|Grunwald, Niklaus - Nik|
|DAVIS, ELIZABETH - Retired ARS Employee|
Submitted to: Journal of Environmental Horticulture
Publication Type: Peer Reviewed Journal
Publication Acceptance Date: 2/9/2022
Publication Date: 6/30/2022
Citation: Weiland, G.E., Scagel, C.F., Grunwald, N.J., Davis, E.A., Beck, B.R., Mitchell, J.N. 2022. Irrigation frequency and volume has little influence on Phytophthora root rot in container-grown rhododendron. Journal of Environmental Horticulture. 40(2):67-78. https://doi.org/10.24266/2573-5586-40.2.67.

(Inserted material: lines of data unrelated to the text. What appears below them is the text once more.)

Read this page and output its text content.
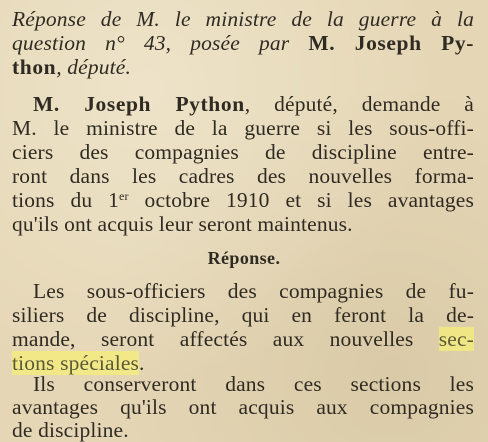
Réponse de M. le ministre de la guerre à la
question n° 43, posée par M. Joseph Py-
thon, député.
M. Joseph Python, député, demande à
M. le ministre de la guerre si les sous-offi-
ciers des compagnies de discipline entre-
ront dans les cadres des nouvelles forma-
tions du 1er octobre 1910 et si les avantages
qu'ils ont acquis leur seront maintenus.
Réponse.
Les sous-officiers des compagnies de fu-
siliers de discipline, qui en feront la de-
mande, seront affectés aux nouvelles sec-
tions spéciales.
Ils conserveront dans ces sections les
avantages qu'ils ont acquis aux compagnies
de discipline.
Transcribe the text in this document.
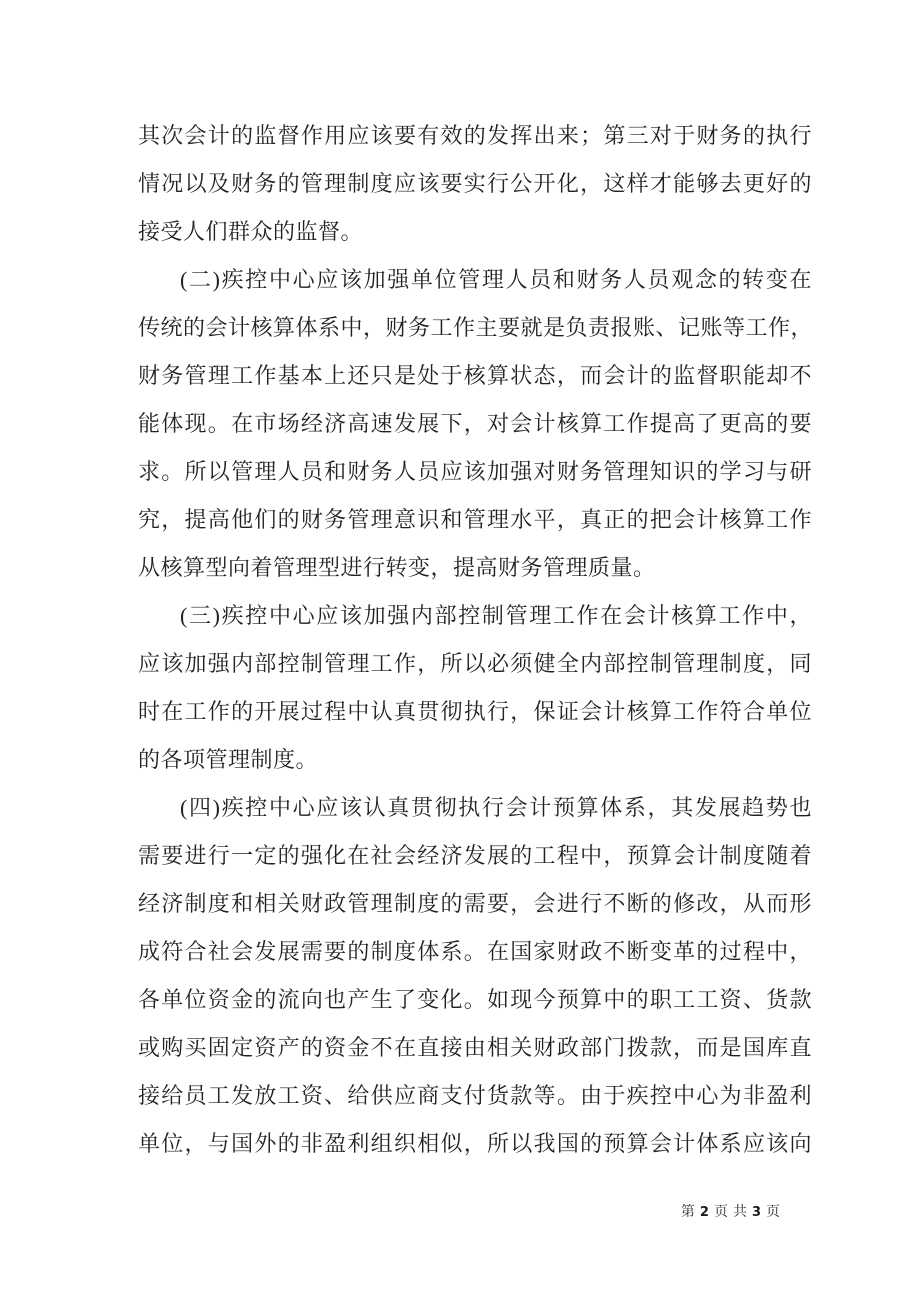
其次会计的监督作用应该要有效的发挥出来；第三对于财务的执行
情况以及财务的管理制度应该要实行公开化，这样才能够去更好的
接受人们群众的监督。
(二)疾控中心应该加强单位管理人员和财务人员观念的转变在
传统的会计核算体系中，财务工作主要就是负责报账、记账等工作，
财务管理工作基本上还只是处于核算状态，而会计的监督职能却不
能体现。在市场经济高速发展下，对会计核算工作提高了更高的要
求。所以管理人员和财务人员应该加强对财务管理知识的学习与研
究，提高他们的财务管理意识和管理水平，真正的把会计核算工作
从核算型向着管理型进行转变，提高财务管理质量。
(三)疾控中心应该加强内部控制管理工作在会计核算工作中，
应该加强内部控制管理工作，所以必须健全内部控制管理制度，同
时在工作的开展过程中认真贯彻执行，保证会计核算工作符合单位
的各项管理制度。
(四)疾控中心应该认真贯彻执行会计预算体系，其发展趋势也
需要进行一定的强化在社会经济发展的工程中，预算会计制度随着
经济制度和相关财政管理制度的需要，会进行不断的修改，从而形
成符合社会发展需要的制度体系。在国家财政不断变革的过程中，
各单位资金的流向也产生了变化。如现今预算中的职工工资、货款
或购买固定资产的资金不在直接由相关财政部门拨款，而是国库直
接给员工发放工资、给供应商支付货款等。由于疾控中心为非盈利
单位，与国外的非盈利组织相似，所以我国的预算会计体系应该向
第 2 页 共 3 页
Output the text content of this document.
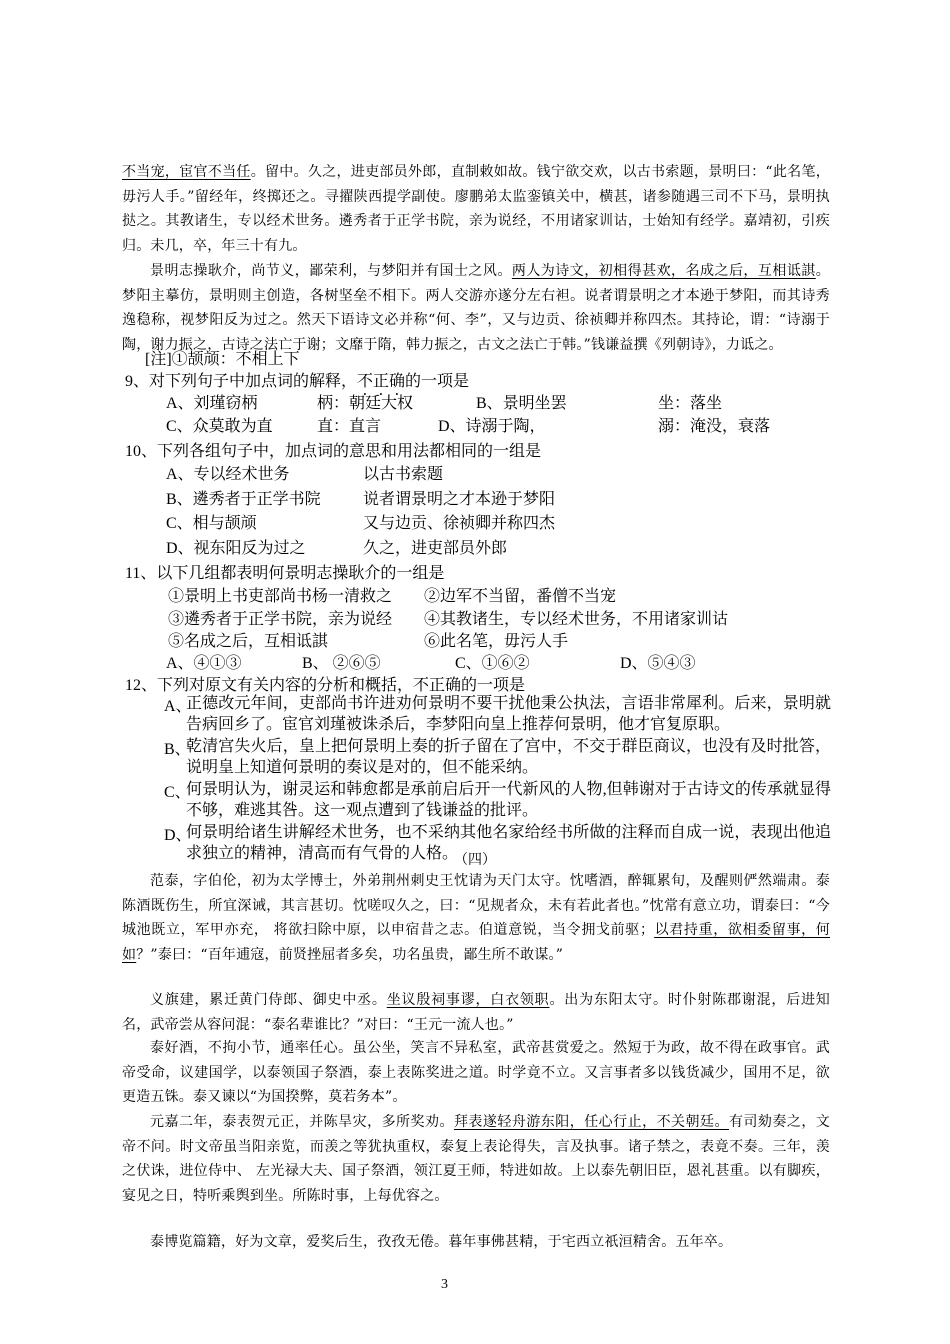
不当宠，宦官不当任。留中。久之，进吏部员外郎，直制敕如故。钱宁欲交欢，以古书索题，景明曰：“此名笔，毋污人手。”留经年，终掷还之。寻擢陕西提学副使。廖鹏弟太监銮镇关中，横甚，诸参随遇三司不下马，景明执挞之。其教诸生，专以经术世务。遴秀者于正学书院，亲为说经，不用诸家训诂，士始知有经学。嘉靖初，引疾归。未几，卒，年三十有九。

景明志操耿介，尚节义，鄙荣利，与梦阳并有国士之风。两人为诗文，初相得甚欢，名成之后，互相诋諆。梦阳主摹仿，景明则主创造，各树坚垒不相下。两人交游亦遂分左右袒。说者谓景明之才本逊于梦阳，而其诗秀逸稳称，视梦阳反为过之。然天下语诗文必并称“何、李”，又与边贡、徐祯卿并称四杰。其持论，谓：“诗溺于陶，谢力振之，古诗之法亡于谢；文靡于隋，韩力振之，古文之法亡于韩。”钱谦益撰《列朝诗》，力诋之。

[注]①颉颃：不相上下
9、对下列句子中加点词的解释，不正确的一项是
A、刘瑾窃柄	柄：朝廷大权	B、景明坐罢	坐：落坐
C、众莫敢为直	直：直言	D、诗溺于陶，	溺：淹没，衰落
10、下列各组句子中，加点词的意思和用法都相同的一组是
A、专以经术世务	以古书索题
B、遴秀者于正学书院	说者谓景明之才本逊于梦阳
C、相与颉颃	又与边贡、徐祯卿并称四杰
D、视东阳反为过之	久之，进吏部员外郎
11、以下几组都表明何景明志操耿介的一组是
①景明上书吏部尚书杨一清救之 ②边军不当留，番僧不当宠
③遴秀者于正学书院，亲为说经 ④其教诸生，专以经术世务，不用诸家训诂
⑤名成之后，互相诋諆	⑥此名笔，毋污人手
A、④①③	B、 ②⑥⑤	C、①⑥②	D、⑤④③
12、下列对原文有关内容的分析和概括，不正确的一项是
A、

正德改元年间，吏部尚书许进劝何景明不要干扰他秉公执法，言语非常犀利。后来，景明就告病回乡了。宦官刘瑾被诛杀后，李梦阳向皇上推荐何景明，他才官复原职。

B、

乾清宫失火后，皇上把何景明上奏的折子留在了宫中，不交于群臣商议，也没有及时批答，说明皇上知道何景明的奏议是对的，但不能采纳。

C、

何景明认为，谢灵运和韩愈都是承前启后开一代新风的人物,但韩谢对于古诗文的传承就显得不够，难逃其咎。这一观点遭到了钱谦益的批评。

D、

何景明给诸生讲解经术世务，也不采纳其他名家给经书所做的注释而自成一说，表现出他追求独立的精神，清高而有气骨的人格。

（四）

范泰，字伯伦，初为太学博士，外弟荆州刺史王忱请为天门太守。忱嗜酒，醉辄累旬，及醒则俨然端肃。泰陈酒既伤生，所宜深诫，其言甚切。忱嗟叹久之，曰：“见规者众，未有若此者也。”忱常有意立功，谓泰曰：“今城池既立，军甲亦充， 将欲扫除中原，以申宿昔之志。伯道意锐，当令拥戈前驱；以君持重，欲相委留事，何如？”泰曰：“百年逋寇，前贤挫屈者多矣，功名虽贵，鄙生所不敢谋。”

义旗建，累迁黄门侍郎、御史中丞。坐议殷祠事谬，白衣领职。出为东阳太守。时仆射陈郡谢混，后进知名，武帝尝从容问混：“泰名辈谁比？”对曰：“王元一流人也。”

泰好酒，不拘小节，通率任心。虽公坐，笑言不异私室，武帝甚赏爱之。然短于为政，故不得在政事官。武帝受命，议建国学，以泰领国子祭酒，泰上表陈奖进之道。时学竟不立。又言事者多以钱货减少，国用不足，欲更造五铢。泰又谏以“为国揆弊，莫若务本”。

元嘉二年，泰表贺元正，并陈旱灾，多所奖劝。拜表遂轻舟游东阳，任心行止，不关朝廷。有司劾奏之，文帝不问。时文帝虽当阳亲览，而羡之等犹执重权，泰复上表论得失，言及执事。诸子禁之，表竟不奏。三年，羡之伏诛，进位侍中、 左光禄大夫、国子祭酒，领江夏王师，特进如故。上以泰先朝旧臣，恩礼甚重。以有脚疾，宴见之日，特听乘舆到坐。所陈时事，上每优容之。

泰博览篇籍，好为文章，爱奖后生，孜孜无倦。暮年事佛甚精，于宅西立祇洹精舍。五年卒。

3
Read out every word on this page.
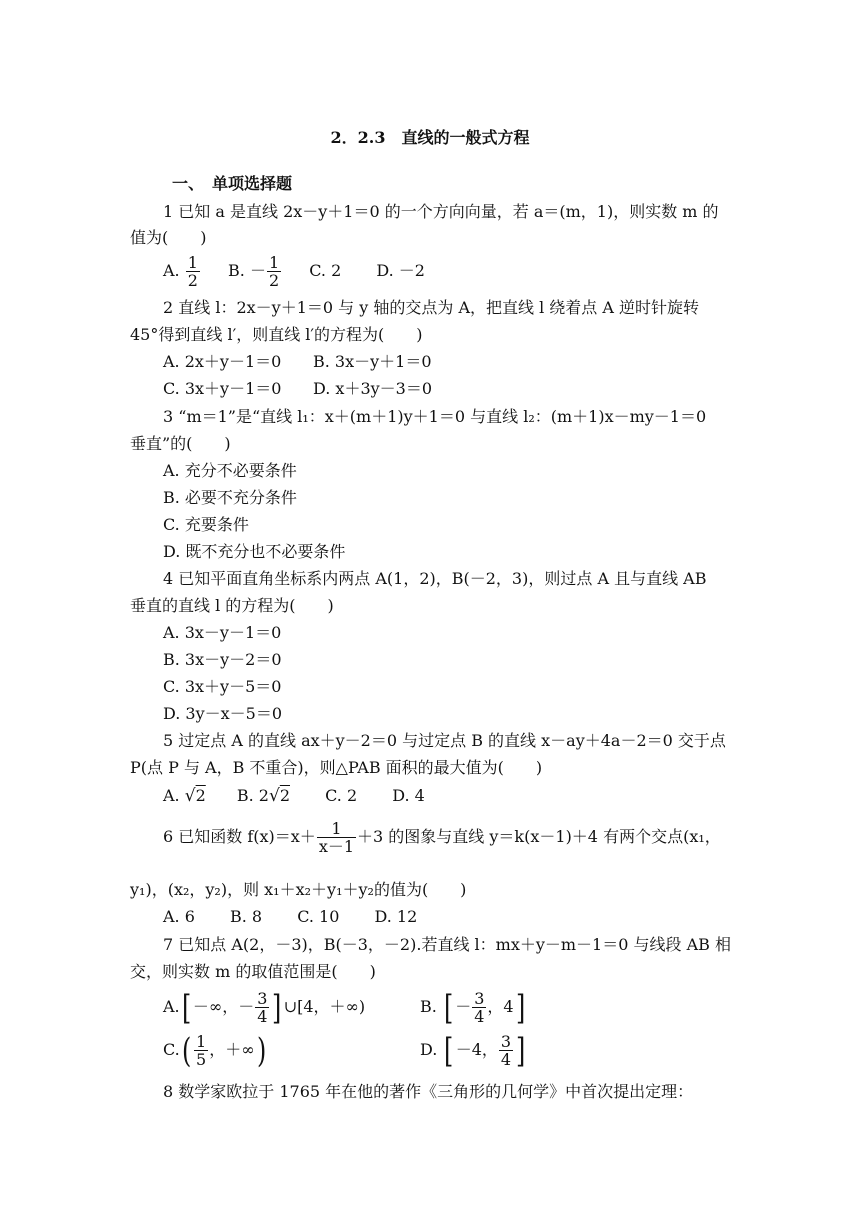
2．2.3　直线的一般式方程
一、　单项选择题
1 已知 a 是直线 2x－y＋1＝0 的一个方向向量，若 a＝(m，1)，则实数 m 的
值为(　　)
A. $\frac{1}{2} B$. － $\frac{1}{2} C$. 2 D. －2
2 直线 l：2x－y＋1＝0 与 y 轴的交点为 A，把直线 l 绕着点 A 逆时针旋转
45°得到直线 l′，则直线 l′的方程为(　　)
A. 2x＋y－1＝0 B. 3x－y＋1＝0
C. 3x＋y－1＝0 D. x＋3y－3＝0
3 “m＝1”是“直线 l₁：x＋(m＋1)y＋1＝0 与直线 l₂：(m＋1)x－my－1＝0
垂直”的(　　)
A. 充分不必要条件
B. 必要不充分条件
C. 充要条件
D. 既不充分也不必要条件
4 已知平面直角坐标系内两点 A(1，2)，B(－2，3)，则过点 A 且与直线 AB
垂直的直线 l 的方程为(　　)
A. 3x－y－1＝0
B. 3x－y－2＝0
C. 3x＋y－5＝0
D. 3y－x－5＝0
5 过定点 A 的直线 ax＋y－2＝0 与过定点 B 的直线 x－ay＋4a－2＝0 交于点
P(点 P 与 A，B 不重合)，则△PAB 面积的最大值为(　　)
A. √2 B. 2√2 C. 2 D. 4
6 已知函数 $f(x)=x+ \frac{1}{x-1} +3$ 的图象与直线 y＝k(x－1)＋4 有两个交点(x₁，
y₁)，(x₂，y₂)，则 x₁＋x₂＋y₁＋y₂的值为(　　)
A. 6 B. 8 C. 10 D. 12
7 已知点 A(2，－3)，B(－3，－2).若直线 l：mx＋y－m－1＝0 与线段 AB 相
交，则实数 m 的取值范围是(　　)
A.[ －∞，－ $\frac{3}{4}$ ] ∪[4，＋∞)	B. [ － $\frac{3}{4}$ ，4]
$C.( \frac{1}{5}$ ，＋∞)	D. [ －4， $\frac{3}{4}$ ]
8 数学家欧拉于 1765 年在他的著作《三角形的几何学》中首次提出定理：
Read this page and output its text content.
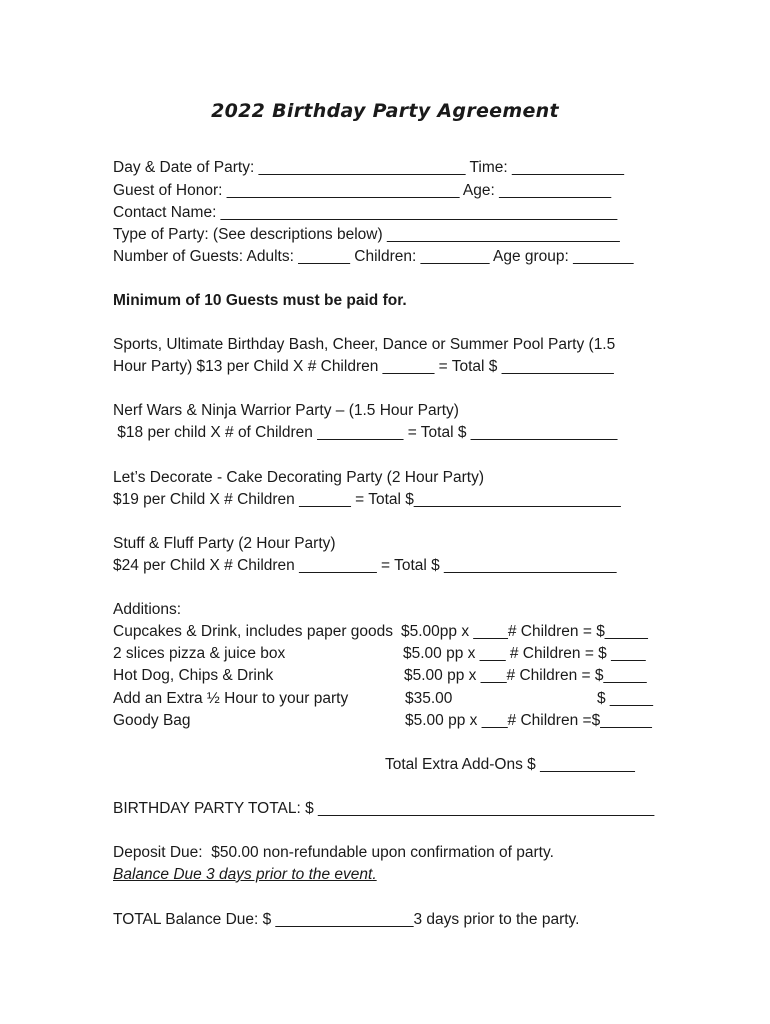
2022 Birthday Party Agreement
Day & Date of Party: ________________________ Time: _____________
Guest of Honor: ___________________________ Age: _____________
Contact Name: ______________________________________________
Type of Party: (See descriptions below) ___________________________
Number of Guests: Adults: ______ Children: ________ Age group: _______
Minimum of 10 Guests must be paid for.
Sports, Ultimate Birthday Bash, Cheer, Dance or Summer Pool Party (1.5
Hour Party) $13 per Child X # Children ______ = Total $ _____________
Nerf Wars & Ninja Warrior Party – (1.5 Hour Party)
$18 per child X # of Children __________ = Total $ _________________
Let’s Decorate - Cake Decorating Party (2 Hour Party)
$19 per Child X # Children ______ = Total $________________________
Stuff & Fluff Party (2 Hour Party)
$24 per Child X # Children _________ = Total $ ____________________
Additions:
Cupcakes & Drink, includes paper goods $5.00pp x ____# Children = $_____
2 slices pizza & juice box	$5.00 pp x ___ # Children = $ ____
Hot Dog, Chips & Drink	$5.00 pp x ___# Children = $_____
Add an Extra ½ Hour to your party	$35.00	$ _____
Goody Bag	$5.00 pp x ___# Children =$______
Total Extra Add-Ons $ ___________
BIRTHDAY PARTY TOTAL: $ _______________________________________
Deposit Due:  $50.00 non-refundable upon confirmation of party.
Balance Due 3 days prior to the event.
TOTAL Balance Due: $ ________________3 days prior to the party.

Interpretive Summary: Phytophthora pathogens often cause more severe root rot disease in heavily irrigated or water-logged conditions. We therefore evaluated whether reducing irrigation could reduce the ability of Phytophthora plurivora and P. cinnamomi to cause root rot on rhododendron. We inoculated plants with either a low or high level of inoculum and then irrigated to maintain soil moisture at 70% container capacity (1X), at one half volume of the 1X treatment (0.5X), or at two times the volume of the 1X treatment for one week followed by no irrigation until soil moisture reached <50% container capacity. We then evaluated disease symptoms weekly and evaluated root rot, pathogen presence, plant biomass, and nutrient uptake at the end of the experiment. Both pathogens caused mild root rot at the low inoculum level and severe root rot at the high inoculum level. However, reducing irrigation did not lessen the amount of root rot caused by either pathogen. Instead, severe root rot often led to increased soil moisture as the roots became progressively compromised in their ability to take up water. Results show that reducing irrigation after infection has occurred does little to control root rot. Instead, root rot control efforts should focus on preventing infection in the first place.
Technical Abstract: Phytophthora pathogens, also known as water molds, are expected to cause more severe epidemics in heavily irrigated or waterlogged conditions. We therefore evaluated whether reducing irrigation frequency and volume alters the ability of Phytophthora plurivora and P. cinnamomi to cause root rot on rhododendron. Our treatments included noninfested media or media infested with 1 or 100 propagules per gram (ppg) of potting media. Plants were irrigated to maintain a substrate moisture of >70% container capacity (1.0X), one-half volume of 1.0X (0.5X), or two times the volume of 1.0X at each irrigation event for one week, followed by no irrigation, until soil moisture reached <50% container capacity. Aboveground disease symptoms (chlorosis, stomatal conductance, wilting, and plant death) were evaluated weekly and root rot, pathogen presence, plant biomass, and nutrient uptake were measured at the end of each trial. Both pathogens generally caused mild disease at 1 ppg and severe disease at 100 ppg. Reducing irrigation did little to lessen disease caused by either pathogen once infection had occurred. Instead, severe root infection at 100 ppg often led to increased SM and root rot across all irrigation treatments as roots became progressively compromised in their ability to take up water. Results show that reducing irrigation after infection has occurred is unlikely to effectively control root rot. This work provides novel insights into water management for control of Phytophthora infection in container nurseries.